Some commentators may have refused to take Strauss at his word, but the uncredited director of this BBC transmission of a 1974 Proms concert is clearly not among them. His view of things is crystal clear for, throughout the whole of the work’s first section, a musical depiction of Der Held (The Hero), he resolutely directs his cameras at the conductor. There is, in fact, not a single second of that opening 4:59 of music when Rudolf Kempe is not pictured on-screen, whether in close-up, middle distance or in long-shot. The corollary of that fact is that as soon as we begin the work’s second section, Des Helden Widersacher (The Hero’s Adversaries), we start to see the orchestra members on their own – but maybe I am now stretching my theory of the supposed relationship between the visual images and the “text” just a little too far.
Even though Kempe’s widow Cordula records in the DVD booklet notes that her husband “thoroughly resented” being pigeonholed as a Strauss (and Wagner) specialist, his affinity with Strauss’s music was well recognised at the time. His record company EMI persuaded him to set down the complete orchestral works on disc. No less a personage than the Queen Mother reportedly gushed “Oh, Mr Kempe, when will you do the Alpine Symphony again?” (rather a surprise, given recent revelations of the sort of music she listened to at home). And, as evidenced in this performance taken from the conductor’s very last concert with the Royal Philharmonic Orchestra, the 1974 Promenaders were quite over the moon with this Ein Heldenleben; critic Joan Chissell reported that this performance elicited “a hero’s ovation and rightly”.

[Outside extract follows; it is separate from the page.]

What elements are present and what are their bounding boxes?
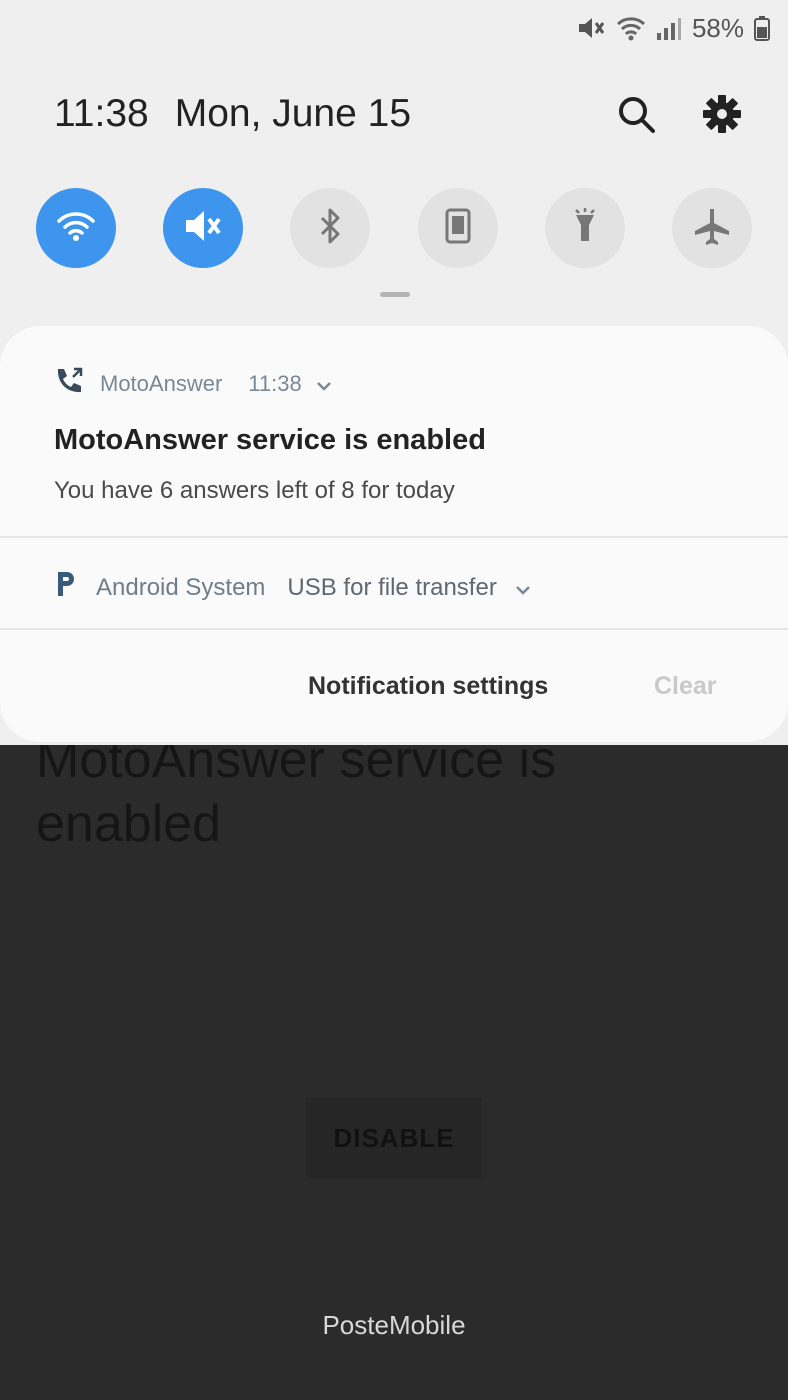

Having never seen Kempe conduct live or on film before, the first thing that struck me was just how physically charismatic and animated he was on the podium. By fastidious, very precise gestures with both his baton and the fingers of his left hand, he coaxes some exquisite sonorities that we can fully appreciate thanks to his scrupulous care for orchestral balance - and to the installation of fibre-glass acoustic diffusing discs on the Royal Albert Hall’s ceiling just five years earlier, successfully reducing its notorious echo.
The outstanding characteristic of Kempe’s interpretation is that, by the application of both sensitivity and sensibility, he gives Strauss’s score the opportunity to breathe. This is, indeed, anything but a brash, bombastic account: the orchestra plays with notable and carefully controlled intensity and Erich Gruenberg’s substantial violin solos are especially affecting - he justifiably gets a special roar of approval from the Promenaders as he takes his bow.
If the Strauss is very fine indeed, the Dvorák is, however, outstanding. Edward Greenfield’s booklet notes suggest that its distinguishing feature is the wide range of dynamics that Kempe applies. What struck me most, however, was the interpretation itself. In contrast to performances that emphasise the score’s elements of cheery Bohemian bonhomie, Kempe’s is a deeply serious account.
The opening movement is characterised by fierce attack and precision - wonderful playing from the BBC orchestra - and Kempe minimises the elements of lyricism in favour high drama. In a similar vein, the second movement’s sentimentality is entirely played down. Its well-known “big tune” (Goin’ home, Goin’ home, I’m a goin’ home / Quiet like, still some day, I’m just goin’ home) is moved purposefully along and the fervent manner in which its central section is played communicates, to this listener at least, a distinctly uneasy feeling of agitation and unrest.
Kempe’s interpretation is nothing if not consistently of a piece for the scherzo and the allegro con fuoco finale are similarly driven powerfully forward. The formers elements of bucolic rusticism are given short shrift and the latter, right from its opening bars, emerges as a real daredevil ride and is terribly exciting - while still very skilfully controlled and crafted.
This New World is one that emerges as a real eye-opener and a very different work from the one that we’re usually presented with. It justifiably receives a huge ovation from the audience.
This new DVD, then, preserves some superb performances. The direction – originally for BBC TV - is expert and thus almost entirely unobtrusive, the visual image - in colour throughout - is sharp and pleasing and the sound is more than acceptable. It offers an opportunity to acquaint or reacquaint oneself with a conductor of the highest calibre, performing live and at the peak of his abilities.